Narrating my life in essay form… Now this is something I miss. I dived into the blogosphere not knowing what to blog at all, not knowing what to expect and, most of all, not knowing that I would last this long. All the poems in here have faced my inner critic. It has been messy as one part of my brain (and most of my heart) is jumping for joy as I am close to hitting that “Publish” button but another part is this little devil that tells me I could never be good at anything and that I would never be somebody. It is confusing, it is tiring at times and it cuts my soul into small pieces of broken glass. Every poem I share with you went through hell, my own personal hell. It takes a tremendous amount of courage, a couple of side eyes from my little devil and me wondering when everything would end. I wonder if there will ever come a time when my writings, my works, my films, my art would be something I am truly proud of.

To tell you the truth, I do not even know who I am doing this for anymore. I know art should be for yourself, but the lines are so blurry now. I do not know if I am actually doing this for me and this question keeps me up most of the time. What is art for me and why am I still here? Why, if I am doubting myself so much, am I still fighting? Why am I still creating, brainstorming, crafting, writing, dreaming, feeling, observing, pondering, overthinking, breathing art?

Art is something I could never live without. I breathe in words and I breathe out poems. I watch a movie and instead of just watching it, I devour every dialogue, every movement, every music, every expression of the actors, every laugh or cry from the audience, every single frame, and I always come out of the cinema full, no matter if the movie is good or bad. Even by just thinking about these two things that matter to me and the future that, although scary, is so exciting, make me feel alive. To be a writer and a filmmaker… The two moons of my little planet. And don’t you worry, this spaceship I have worked on for years is ready for takeoff.

An Essay

So we have this Creative Writing class. We had to write a travel essay and well… this essay I wrote really isn’t much. Anyway, here ya go 😀 

 

Dear you,

 

Everyone has a story. Each one unique from the other. Some stories we share, others we keep. The most beautiful are those that we keep in our minds and our hearts. I have a story to tell you. A story about this one fine Thursday when I decided to finally notice other people around me and figure out their stories just by looking at them. And nothing beats Starbucks when it comes to people-watching. There are many kinds of people there: there are those who go there for their usual fix, those who noisily tap on their laptops to finish a report, those who talk with their bosses or their clients on the phone, those couples that sweetly tell their own tales to each other and then there is the likes of me, watching all of them.

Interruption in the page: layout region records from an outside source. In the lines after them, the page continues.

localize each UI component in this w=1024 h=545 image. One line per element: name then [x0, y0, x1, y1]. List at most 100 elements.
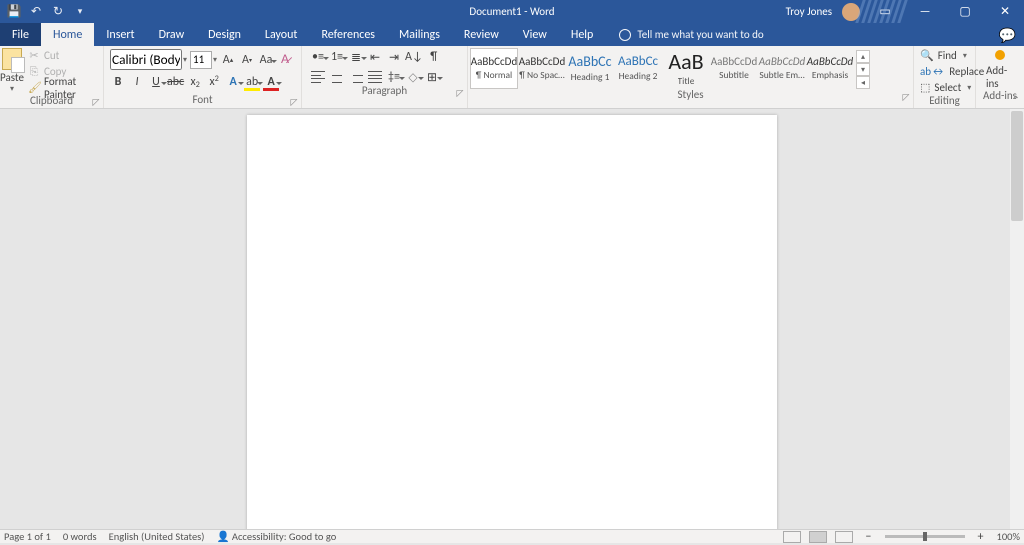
- page[interactable]: [247, 115, 777, 529]
- comments-icon[interactable]: 💬: [999, 27, 1016, 44]
- find-button[interactable]: 🔍Find▾: [920, 48, 969, 63]
- tab-design[interactable]: Design: [196, 23, 253, 46]
- style--normal[interactable]: AaBbCcDd¶ Normal: [470, 48, 518, 89]
- user-name[interactable]: Troy Jones: [786, 5, 832, 18]
- replace-button[interactable]: ab↔Replace: [920, 64, 969, 79]
- size-dropdown-icon[interactable]: ▾: [213, 55, 217, 65]
- font-color-button[interactable]: A: [263, 74, 279, 90]
- vertical-scrollbar[interactable]: [1010, 109, 1024, 529]
- clipboard-dialog-launcher[interactable]: ◸: [91, 97, 101, 107]
- style-emphasis[interactable]: AaBbCcDdEmphasis: [806, 48, 854, 89]
- tab-references[interactable]: References: [309, 23, 387, 46]
- clear-formatting-button[interactable]: A̷: [277, 52, 293, 68]
- tab-insert[interactable]: Insert: [94, 23, 146, 46]
- cut-button[interactable]: ✂Cut: [28, 48, 99, 63]
- select-dropdown-icon[interactable]: ▾: [967, 83, 971, 93]
- font-name-select[interactable]: [110, 49, 182, 70]
- tab-draw[interactable]: Draw: [147, 23, 197, 46]
- find-dropdown-icon[interactable]: ▾: [963, 51, 967, 61]
- style-name-label: ¶ No Spac…: [519, 69, 565, 81]
- tell-me-search[interactable]: Tell me what you want to do: [605, 23, 763, 46]
- collapse-ribbon-icon[interactable]: ⌃: [1012, 93, 1020, 106]
- bullets-button[interactable]: •≡: [310, 49, 326, 65]
- paragraph-dialog-launcher[interactable]: ◸: [455, 88, 465, 98]
- maximize-button[interactable]: ▢: [950, 0, 980, 23]
- shading-button[interactable]: ◇: [405, 69, 421, 85]
- styles-scroll-1[interactable]: ▾: [856, 63, 870, 76]
- style-subtitle[interactable]: AaBbCcDdSubtitle: [710, 48, 758, 89]
- status-words[interactable]: 0 words: [63, 530, 97, 543]
- sort-button[interactable]: A↓: [405, 49, 423, 65]
- font-dropdown-icon[interactable]: ▾: [183, 55, 187, 65]
- multilevel-list-button[interactable]: ≣: [348, 49, 364, 65]
- increase-indent-button[interactable]: ⇥: [386, 49, 402, 65]
- font-group-label: Font: [192, 93, 212, 106]
- grow-font-button[interactable]: A▴: [220, 52, 236, 68]
- tab-mailings[interactable]: Mailings: [387, 23, 452, 46]
- file-tab[interactable]: File: [0, 23, 41, 46]
- zoom-out-button[interactable]: −: [861, 529, 877, 545]
- style-heading-2[interactable]: AaBbCcHeading 2: [614, 48, 662, 89]
- document-area[interactable]: [0, 109, 1024, 529]
- qat-more-icon[interactable]: ▾: [72, 4, 88, 20]
- paste-button[interactable]: Paste ▾: [0, 46, 24, 95]
- styles-dialog-launcher[interactable]: ◸: [901, 92, 911, 102]
- font-dialog-launcher[interactable]: ◸: [289, 97, 299, 107]
- zoom-slider[interactable]: [885, 535, 965, 538]
- style--no-spac-[interactable]: AaBbCcDd¶ No Spac…: [518, 48, 566, 89]
- font-size-select[interactable]: [190, 51, 212, 69]
- shrink-font-button[interactable]: A▾: [239, 52, 255, 68]
- style-heading-1[interactable]: AaBbCcHeading 1: [566, 48, 614, 89]
- borders-button[interactable]: ⊞: [424, 69, 440, 85]
- italic-button[interactable]: I: [129, 74, 145, 90]
- minimize-button[interactable]: —: [910, 0, 940, 23]
- superscript-button[interactable]: x2: [206, 74, 222, 90]
- align-center-button[interactable]: [329, 69, 345, 85]
- text-effects-button[interactable]: A: [225, 74, 241, 90]
- tab-layout[interactable]: Layout: [253, 23, 310, 46]
- format-painter-button[interactable]: 🖌Format Painter: [28, 80, 99, 95]
- line-spacing-button[interactable]: ‡≡: [386, 69, 402, 85]
- cut-label: Cut: [44, 49, 59, 62]
- align-left-button[interactable]: [310, 69, 326, 85]
- change-case-button[interactable]: Aa: [258, 52, 274, 68]
- redo-icon[interactable]: ↻: [50, 4, 66, 20]
- web-layout-button[interactable]: [835, 531, 853, 543]
- tab-home[interactable]: Home: [41, 23, 94, 46]
- tab-view[interactable]: View: [511, 23, 559, 46]
- status-language[interactable]: English (United States): [109, 530, 205, 543]
- status-page[interactable]: Page 1 of 1: [4, 530, 51, 543]
- status-accessibility[interactable]: 👤 Accessibility: Good to go: [216, 530, 336, 543]
- numbering-button[interactable]: 1≡: [329, 49, 345, 65]
- strikethrough-button[interactable]: abc: [167, 74, 184, 90]
- select-button[interactable]: ⬚Select▾: [920, 80, 969, 95]
- undo-icon[interactable]: ↶: [28, 4, 44, 20]
- paste-dropdown-icon[interactable]: ▾: [10, 84, 14, 94]
- print-layout-button[interactable]: [809, 531, 827, 543]
- bold-button[interactable]: B: [110, 74, 126, 90]
- zoom-thumb[interactable]: [923, 532, 927, 541]
- align-right-button[interactable]: [348, 69, 364, 85]
- justify-button[interactable]: [367, 69, 383, 85]
- styles-scroll-0[interactable]: ▴: [856, 50, 870, 63]
- tab-review[interactable]: Review: [452, 23, 511, 46]
- style-name-label: Emphasis: [812, 69, 848, 81]
- zoom-level[interactable]: 100%: [997, 530, 1020, 543]
- save-icon[interactable]: 💾: [6, 4, 22, 20]
- addins-button[interactable]: Add-ins: [976, 46, 1024, 90]
- zoom-in-button[interactable]: +: [973, 529, 989, 545]
- close-button[interactable]: ✕: [990, 0, 1020, 23]
- tab-help[interactable]: Help: [559, 23, 606, 46]
- style-name-label: Heading 1: [571, 71, 610, 83]
- underline-button[interactable]: U: [148, 74, 164, 90]
- subscript-button[interactable]: x2: [187, 74, 203, 90]
- read-mode-button[interactable]: [783, 531, 801, 543]
- style-subtle-em-[interactable]: AaBbCcDdSubtle Em…: [758, 48, 806, 89]
- style-title[interactable]: AaBTitle: [662, 48, 710, 89]
- styles-scroll-2[interactable]: ◂: [856, 76, 870, 89]
- styles-group-label: Styles: [677, 88, 703, 101]
- scrollbar-thumb[interactable]: [1011, 111, 1023, 221]
- decrease-indent-button[interactable]: ⇤: [367, 49, 383, 65]
- highlight-button[interactable]: ab: [244, 74, 260, 90]
- show-marks-button[interactable]: ¶: [426, 49, 442, 65]
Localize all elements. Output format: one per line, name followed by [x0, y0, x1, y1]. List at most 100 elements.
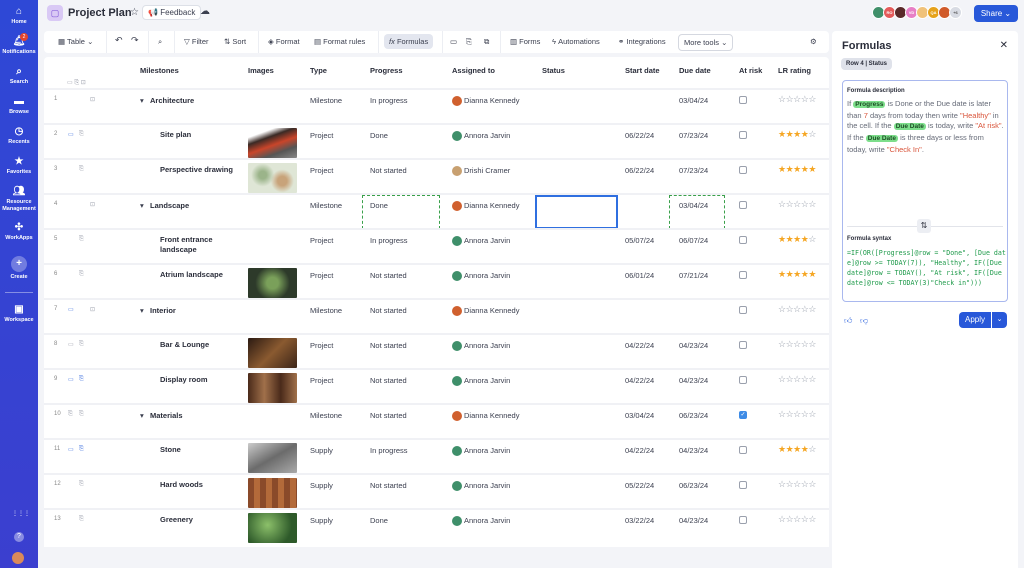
assigned-cell[interactable]: Annora Jarvin: [452, 236, 510, 247]
assigned-cell[interactable]: Dianna Kennedy: [452, 411, 519, 422]
due-cell[interactable]: 06/23/24: [679, 411, 708, 420]
star-icon[interactable]: ☆: [793, 479, 801, 489]
assigned-cell[interactable]: Dianna Kennedy: [452, 96, 519, 107]
assigned-cell[interactable]: Drishi Cramer: [452, 166, 510, 177]
comment-icon[interactable]: ▭: [68, 446, 74, 453]
attach-icon[interactable]: ⎘: [79, 341, 84, 348]
due-cell[interactable]: 07/21/24: [679, 271, 708, 280]
progress-cell[interactable]: Not started: [370, 481, 407, 490]
star-icon[interactable]: ☆: [808, 234, 816, 244]
star-icon[interactable]: ★: [793, 269, 801, 279]
milestone-name[interactable]: Atrium landscape: [160, 270, 240, 280]
milestone-name[interactable]: Bar & Lounge: [160, 340, 240, 350]
due-cell[interactable]: 04/23/24: [679, 446, 708, 455]
start-cell[interactable]: 04/22/24: [625, 341, 654, 350]
due-cell[interactable]: 03/04/24: [679, 96, 708, 105]
milestone-name[interactable]: Site plan: [160, 130, 240, 140]
sidebar-item-recents[interactable]: ◷ Recents: [0, 126, 38, 146]
rating-stars[interactable]: ☆☆☆☆☆: [778, 339, 816, 350]
favorite-star-icon[interactable]: ☆: [130, 7, 139, 18]
share-button[interactable]: Share ⌄: [974, 5, 1018, 22]
start-cell[interactable]: 05/22/24: [625, 481, 654, 490]
star-icon[interactable]: ☆: [778, 479, 786, 489]
sidebar-item-search[interactable]: ⌕ Search: [0, 66, 38, 86]
undo-icon[interactable]: ↶: [115, 35, 123, 46]
milestone-name[interactable]: Greenery: [160, 515, 240, 525]
star-icon[interactable]: ☆: [793, 409, 801, 419]
start-cell[interactable]: 06/22/24: [625, 166, 654, 175]
star-icon[interactable]: ☆: [778, 304, 786, 314]
due-cell[interactable]: 04/23/24: [679, 341, 708, 350]
type-cell[interactable]: Milestone: [310, 201, 342, 210]
sidebar-item-workapps[interactable]: ✣ WorkApps: [0, 222, 38, 242]
type-cell[interactable]: Project: [310, 166, 333, 175]
attach-icon[interactable]: ⎘: [79, 166, 84, 173]
sidebar-item-create[interactable]: + Create: [0, 256, 38, 281]
type-cell[interactable]: Project: [310, 376, 333, 385]
progress-cell[interactable]: Not started: [370, 306, 407, 315]
at-risk-checkbox[interactable]: [739, 96, 747, 104]
due-cell[interactable]: 04/23/24: [679, 376, 708, 385]
table-row[interactable]: 6 ⎘ Atrium landscape Project Not started 06/0…: [44, 263, 829, 298]
assigned-cell[interactable]: Annora Jarvin: [452, 516, 510, 527]
assigned-cell[interactable]: Dianna Kennedy: [452, 201, 519, 212]
collaborator-avatar[interactable]: +6: [949, 6, 962, 19]
sidebar-item-browse[interactable]: ▬ Browse: [0, 96, 38, 116]
at-risk-checkbox[interactable]: ✓: [739, 411, 747, 419]
table-row[interactable]: 8 ▭ ⎘ Bar & Lounge Project Not started 04/22/2…: [44, 333, 829, 368]
at-risk-checkbox[interactable]: [739, 481, 747, 489]
attach-icon[interactable]: ⎘: [79, 411, 84, 418]
at-risk-checkbox[interactable]: [739, 236, 747, 244]
star-icon[interactable]: ☆: [793, 339, 801, 349]
header-at-risk[interactable]: At risk: [739, 66, 762, 75]
type-cell[interactable]: Milestone: [310, 411, 342, 420]
image-thumbnail[interactable]: [248, 338, 297, 368]
collaborator-avatars[interactable]: RO VD QA +6: [872, 6, 962, 19]
header-assigned[interactable]: Assigned to: [452, 66, 495, 75]
image-thumbnail[interactable]: [248, 443, 297, 473]
progress-cell[interactable]: Not started: [370, 341, 407, 350]
lock-icon[interactable]: ⊡: [90, 201, 95, 208]
table-row[interactable]: 5 ⎘ Front entrance landscape Project In prog…: [44, 228, 829, 263]
comment-icon[interactable]: ▭: [68, 131, 74, 138]
at-risk-checkbox[interactable]: [739, 516, 747, 524]
collapse-toggle-icon[interactable]: ▾: [140, 201, 144, 210]
at-risk-checkbox[interactable]: [739, 271, 747, 279]
table-row[interactable]: 4 ⊡ ▾ Landscape Milestone Done 03/04/24 Dianna …: [44, 193, 829, 229]
view-table-dropdown[interactable]: ▦ Table ⌄: [58, 37, 93, 46]
rating-stars[interactable]: ☆☆☆☆☆: [778, 304, 816, 315]
header-status[interactable]: Status: [542, 66, 565, 75]
star-icon[interactable]: ☆: [808, 514, 816, 524]
start-cell[interactable]: 03/22/24: [625, 516, 654, 525]
star-icon[interactable]: ☆: [808, 444, 816, 454]
star-icon[interactable]: ☆: [793, 94, 801, 104]
star-icon[interactable]: ☆: [808, 304, 816, 314]
format-button[interactable]: ◈ Format: [268, 37, 300, 46]
table-row[interactable]: 9 ▭ ⎘ Display room Project Not started 04/22/2…: [44, 368, 829, 403]
milestone-name[interactable]: Front entrance landscape: [160, 235, 240, 255]
header-images[interactable]: Images: [248, 66, 274, 75]
start-cell[interactable]: 04/22/24: [625, 376, 654, 385]
attach-icon[interactable]: ⎘: [68, 411, 73, 418]
star-icon[interactable]: ★: [793, 234, 801, 244]
due-cell[interactable]: 06/23/24: [679, 481, 708, 490]
due-cell[interactable]: 06/07/24: [679, 236, 708, 245]
header-progress[interactable]: Progress: [370, 66, 403, 75]
image-thumbnail[interactable]: [248, 513, 297, 543]
at-risk-checkbox[interactable]: [739, 341, 747, 349]
thumbs-up-icon[interactable]: 👍︎: [844, 316, 852, 326]
attach-icon[interactable]: ⎘: [79, 236, 84, 243]
assigned-cell[interactable]: Annora Jarvin: [452, 481, 510, 492]
lock-icon[interactable]: ⊡: [90, 96, 95, 103]
feedback-button[interactable]: 📢 Feedback: [142, 5, 202, 20]
star-icon[interactable]: ☆: [808, 409, 816, 419]
at-risk-checkbox[interactable]: [739, 201, 747, 209]
image-thumbnail[interactable]: [248, 163, 297, 193]
star-icon[interactable]: ★: [778, 269, 786, 279]
table-row[interactable]: 7 ▭ ⊡ ▾ Interior Milestone Not started Dianna K…: [44, 298, 829, 333]
milestone-name[interactable]: Materials: [150, 411, 183, 420]
apply-dropdown-chevron-icon[interactable]: ⌄: [992, 312, 1007, 328]
star-icon[interactable]: ★: [793, 444, 801, 454]
rating-stars[interactable]: ★★★★☆: [778, 129, 816, 140]
collapse-toggle-icon[interactable]: ▾: [140, 411, 144, 420]
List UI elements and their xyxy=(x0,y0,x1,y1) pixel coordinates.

                Christmas songs were blasting through the speakers as we entered the café. I made a mental note to buy Christmas gifts as early as next week. Inah, my friend, and I went straight to the counter. She made me buy this holiday special frappe so she could add one sticker for a Starbucks planner. So I ordered this Toffee Nut Frappe that looked really good on the menu and a Ham and Cheese Croissant to stop my stomach from growling. Oh how I hate spending too much just for a drink! When we got what we ordered, we went upstairs and we sat near the balcony overlooking the whole café. I took a sip of my coffee and I winced as the bitter liquid slid down my throat. I hate coffee! The only thing I truly love about Starbucks’ coffee is the cream. While sipping my coffee, I looked at the people around me. Down below, there was an American man looking outside the window. He looked old and lonely. Maybe this American man misses his wife whom he left in America or his children who left him. Then I looked at the woman in front of me who was smiling so brightly as she typed away on her laptop. Maybe she finally finished her report or maybe she is chatting with her boyfriend online. Inah looked at me weirdly so I temporarily stopped imagining. She talked about Lee Min Ho, a popular Korean artist who is currently endorsing Bench. Inah likes imagining things and so she said, “What if Lee Min Ho was here right now? What if he approached us and asked us to come with him?” We squealed like pigs! I noticed some people look at us and I just laughed the embarrassment away. It was quite an experience and I really wish you were there to see it all.

                Some stories cannot be written on paper because sometimes we cannot express everything through words. I did not experience a complete transformation or anything of that sort that one fine Thursday. I was looking for a tale to tell and I found a lot. Everyone has a story. Each one unique from the other. So I want to know… what is your story?